Par Fouad Bahri | ZAMAN FRANCE jeu, 21/06/2012 - 17:02
La décision historique du gouvernement turc d’autoriser l’enseignement du kurde, à l’école publique représente une nouvelle étape de sa politique d’ouverture à l’égard de la première minorité de Turquie. Mais pour certains commentateurs, si cette décision est un «pas audacieux», elle s’avèrera insuffisante à résoudre la question kurde.
«S’il y a un nombre suffisant d’élèves, le kurde pourra être choisi comme matière optionnelle». Cette déclaration du Premier ministre Recep Tayyip Erdogan annonçant officiellement le 12 juin dernier l’entrée dans les écoles publiques turques de l’enseignement, en cours optionnel, du kurmanci, langue kurde du Sud-Est de la Turquie, a déjà été présentée par la presse et plusieurs éditorialistes comme un événement historique pour les Kurdes. «Nos élèves [...] pourront désormais apprendre les langues et dialectes locaux» avait ajouté le chef du gouvernement turc qui franchit là une nouvelle étape dans l’octroi de droits culturels aux 12 à 15 millions de Kurdes de Turquie.
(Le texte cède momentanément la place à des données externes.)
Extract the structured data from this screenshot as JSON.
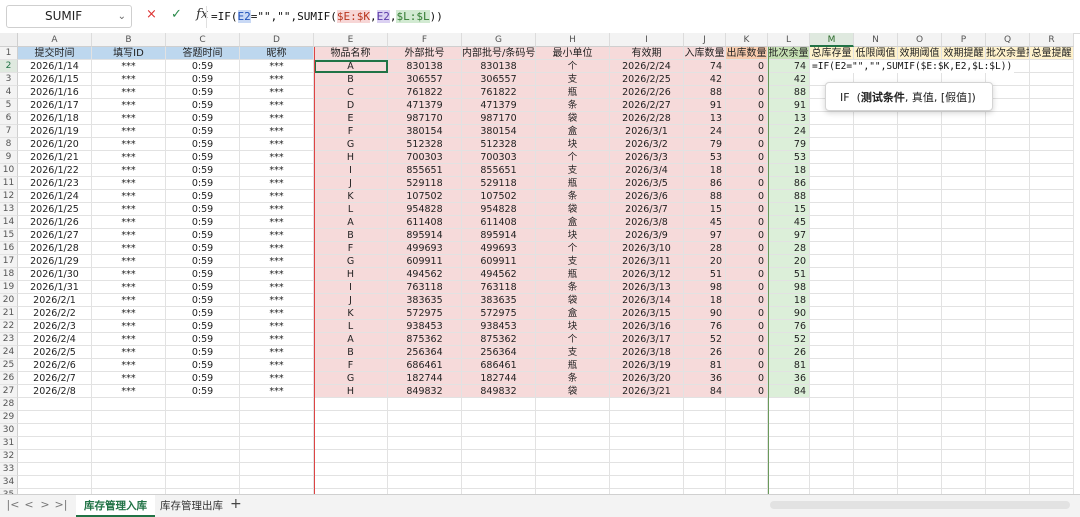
{
  "formula_bar": {
    "name_box": "SUMIF",
    "cancel_icon": "×",
    "confirm_icon": "✓",
    "fx_label": "fx",
    "formula_parts": [
      "=IF(",
      "E2",
      "=\"\",\"\",SUMIF(",
      "$E:$K",
      ",",
      "E2",
      ",",
      "$L:$L",
      "))"
    ]
  },
  "columns": [
    {
      "letter": "A",
      "header": "提交时间"
    },
    {
      "letter": "B",
      "header": "填写ID"
    },
    {
      "letter": "C",
      "header": "答题时间"
    },
    {
      "letter": "D",
      "header": "昵称"
    },
    {
      "letter": "E",
      "header": "物品名称"
    },
    {
      "letter": "F",
      "header": "外部批号"
    },
    {
      "letter": "G",
      "header": "内部批号/条码号"
    },
    {
      "letter": "H",
      "header": "最小单位"
    },
    {
      "letter": "I",
      "header": "有效期"
    },
    {
      "letter": "J",
      "header": "入库数量"
    },
    {
      "letter": "K",
      "header": "出库数量"
    },
    {
      "letter": "L",
      "header": "批次余量"
    },
    {
      "letter": "M",
      "header": "总库存量"
    },
    {
      "letter": "N",
      "header": "低限阈值"
    },
    {
      "letter": "O",
      "header": "效期阈值"
    },
    {
      "letter": "P",
      "header": "效期提醒"
    },
    {
      "letter": "Q",
      "header": "批次余量提醒"
    },
    {
      "letter": "R",
      "header": "总量提醒"
    }
  ],
  "rows": [
    [
      "2026/1/14",
      "***",
      "0:59",
      "***",
      "A",
      "830138",
      "830138",
      "个",
      "2026/2/24",
      "74",
      "0",
      "74"
    ],
    [
      "2026/1/15",
      "***",
      "0:59",
      "***",
      "B",
      "306557",
      "306557",
      "支",
      "2026/2/25",
      "42",
      "0",
      "42"
    ],
    [
      "2026/1/16",
      "***",
      "0:59",
      "***",
      "C",
      "761822",
      "761822",
      "瓶",
      "2026/2/26",
      "88",
      "0",
      "88"
    ],
    [
      "2026/1/17",
      "***",
      "0:59",
      "***",
      "D",
      "471379",
      "471379",
      "条",
      "2026/2/27",
      "91",
      "0",
      "91"
    ],
    [
      "2026/1/18",
      "***",
      "0:59",
      "***",
      "E",
      "987170",
      "987170",
      "袋",
      "2026/2/28",
      "13",
      "0",
      "13"
    ],
    [
      "2026/1/19",
      "***",
      "0:59",
      "***",
      "F",
      "380154",
      "380154",
      "盒",
      "2026/3/1",
      "24",
      "0",
      "24"
    ],
    [
      "2026/1/20",
      "***",
      "0:59",
      "***",
      "G",
      "512328",
      "512328",
      "块",
      "2026/3/2",
      "79",
      "0",
      "79"
    ],
    [
      "2026/1/21",
      "***",
      "0:59",
      "***",
      "H",
      "700303",
      "700303",
      "个",
      "2026/3/3",
      "53",
      "0",
      "53"
    ],
    [
      "2026/1/22",
      "***",
      "0:59",
      "***",
      "I",
      "855651",
      "855651",
      "支",
      "2026/3/4",
      "18",
      "0",
      "18"
    ],
    [
      "2026/1/23",
      "***",
      "0:59",
      "***",
      "J",
      "529118",
      "529118",
      "瓶",
      "2026/3/5",
      "86",
      "0",
      "86"
    ],
    [
      "2026/1/24",
      "***",
      "0:59",
      "***",
      "K",
      "107502",
      "107502",
      "条",
      "2026/3/6",
      "88",
      "0",
      "88"
    ],
    [
      "2026/1/25",
      "***",
      "0:59",
      "***",
      "L",
      "954828",
      "954828",
      "袋",
      "2026/3/7",
      "15",
      "0",
      "15"
    ],
    [
      "2026/1/26",
      "***",
      "0:59",
      "***",
      "A",
      "611408",
      "611408",
      "盒",
      "2026/3/8",
      "45",
      "0",
      "45"
    ],
    [
      "2026/1/27",
      "***",
      "0:59",
      "***",
      "B",
      "895914",
      "895914",
      "块",
      "2026/3/9",
      "97",
      "0",
      "97"
    ],
    [
      "2026/1/28",
      "***",
      "0:59",
      "***",
      "F",
      "499693",
      "499693",
      "个",
      "2026/3/10",
      "28",
      "0",
      "28"
    ],
    [
      "2026/1/29",
      "***",
      "0:59",
      "***",
      "G",
      "609911",
      "609911",
      "支",
      "2026/3/11",
      "20",
      "0",
      "20"
    ],
    [
      "2026/1/30",
      "***",
      "0:59",
      "***",
      "H",
      "494562",
      "494562",
      "瓶",
      "2026/3/12",
      "51",
      "0",
      "51"
    ],
    [
      "2026/1/31",
      "***",
      "0:59",
      "***",
      "I",
      "763118",
      "763118",
      "条",
      "2026/3/13",
      "98",
      "0",
      "98"
    ],
    [
      "2026/2/1",
      "***",
      "0:59",
      "***",
      "J",
      "383635",
      "383635",
      "袋",
      "2026/3/14",
      "18",
      "0",
      "18"
    ],
    [
      "2026/2/2",
      "***",
      "0:59",
      "***",
      "K",
      "572975",
      "572975",
      "盒",
      "2026/3/15",
      "90",
      "0",
      "90"
    ],
    [
      "2026/2/3",
      "***",
      "0:59",
      "***",
      "L",
      "938453",
      "938453",
      "块",
      "2026/3/16",
      "76",
      "0",
      "76"
    ],
    [
      "2026/2/4",
      "***",
      "0:59",
      "***",
      "A",
      "875362",
      "875362",
      "个",
      "2026/3/17",
      "52",
      "0",
      "52"
    ],
    [
      "2026/2/5",
      "***",
      "0:59",
      "***",
      "B",
      "256364",
      "256364",
      "支",
      "2026/3/18",
      "26",
      "0",
      "26"
    ],
    [
      "2026/2/6",
      "***",
      "0:59",
      "***",
      "F",
      "686461",
      "686461",
      "瓶",
      "2026/3/19",
      "81",
      "0",
      "81"
    ],
    [
      "2026/2/7",
      "***",
      "0:59",
      "***",
      "G",
      "182744",
      "182744",
      "条",
      "2026/3/20",
      "36",
      "0",
      "36"
    ],
    [
      "2026/2/8",
      "***",
      "0:59",
      "***",
      "H",
      "849832",
      "849832",
      "袋",
      "2026/3/21",
      "84",
      "0",
      "84"
    ]
  ],
  "edit_cell": {
    "text": "=IF(E2=\"\",\"\",SUMIF($E:$K,E2,$L:$L))"
  },
  "tooltip": {
    "fn": "IF",
    "arg1": "测试条件",
    "rest": ", 真值, [假值])"
  },
  "sheet_tabs": [
    "库存管理入库",
    "库存管理出库"
  ],
  "active_tab": 0,
  "add_tab": "+",
  "nav_icons": [
    "|<",
    "<",
    ">",
    ">|"
  ]
}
Les Kurdes pouvaient jusqu’alors apprendre leur langue maternelle dans des établissements privés ou à l’université, mais pas à l’école publique. Les restrictions visant la langue kurde avaient été progressivement abandonnées ces dernières années et une chaîne nationale diffusant entièrement en kurde, TRT6, émet depuis 2009. Pour le chroniqueur Emre Uslu, cette décision est un nouveau «pas en avant» de l’administration Erdogan. «La Turquie a enfin atteint un niveau où débattre de diverses questions concernant la question kurde en profondeur est possible. Donner le droit d’apprendre la langue kurde dans les écoles publiques est un pas audacieux» écrit-il dans les colonnes de Zaman.
Une mesure défendue par Fethullah Gülen
Cette exigence culturelle légitime pour la minorité kurde était attendue depuis longtemps à un moment où le conflit politico-militaire entre l’Etat et le PKK s’enlise dans un statu quo de plus en plus préoccupant pour le pays. C’est en ce sens que s’était exprimé, il y a huit mois, le penseur Fethullah Gülen sur le site herkul.org soulignant que «même aux Etats-Unis, les écoles proposent des cours de turc en option. Pourquoi n’en serait-il pas de même pour le kurde dans les écoles turques ?». Mais d’autres voix soulignent les limites et l’insuffisance de cette décision quant à la résolution du problème kurde. C’est le cas de Fatma Disli Zibak qui qualifie cette mesure de «geste historique, mais tardif» selon le titre de sa tribune publiée sur Zaman, même si elle considère qu’elle représente «une étape supplémentaire du renforcement de la démocratie en Turquie». Sur le plan politique, cette annonce du gouvernement qui semble vouloir damer le pion politique aux organisations militaires kurdes (PKK, KCK) en recentrant la question kurde sur le terrain des droits sociaux, n’a pas créé de consensus. Les cadres du PKK qui avaient fait de cette revendication culturelle l’un de leurs chevaux de bataille se retrouvent dorénavant face à leurs contradictions. C’est l’avis du chroniqueur Emre Uslu qui souligne le décalage entre les objectifs des mouvements kurdes et les aspirations des populations.
La solution sera politique, non linguistique !
«De nombreuses familles ne se soucient pas de l’éducation en kurde. Seules les familles politisées veulent que leurs enfants reçoivent une bonne éducation en kurde. Par conséquent, il existe des tensions internes entre les familles qui ne s’en soucient pas et des réseaux politiques qui exercent une pression sur les familles pour qu’elles promeuvent cette éducation» explique-t-il. Un décalage que les partis nationalistes comme le MHP s’empresseront d’exploiter pour discréditer cette politique d’ouverture mise en place par l’AKP. Autre obstacle, l’application d’une telle mesure. De nombreux commentateurs font d’ores et déjà valoir la résistance future des directeurs d’écoles «nationalistes» pour ne pas appliquer cette directive et les excuses qu’ils invoqueront : manque d’enseignants, classes limitées... Pour Hasan Elmas, directeur du département d’Anthropologie à Paris VIII et maître de conférence en Sciences politiques, «la portée symbolique de l’affaire est importante car pendant toute l’ère du kémalisme jusqu’à Erdogan la langue kurde était un tabou» dit-il. «Cette annonce ferme définitivement cette question et ouvre la voie à la reconnaissance des droits culturels, linguistiques et politiques des Kurdes de Turquie. La solution sera politique mais que le pouvoir prenne de telles décisions crée les conditions d’un vivre-ensemble entre Turcs et Kurdes et donc d’une solution politique pacifique dans une Turquie unitaire» explique l’universitaire.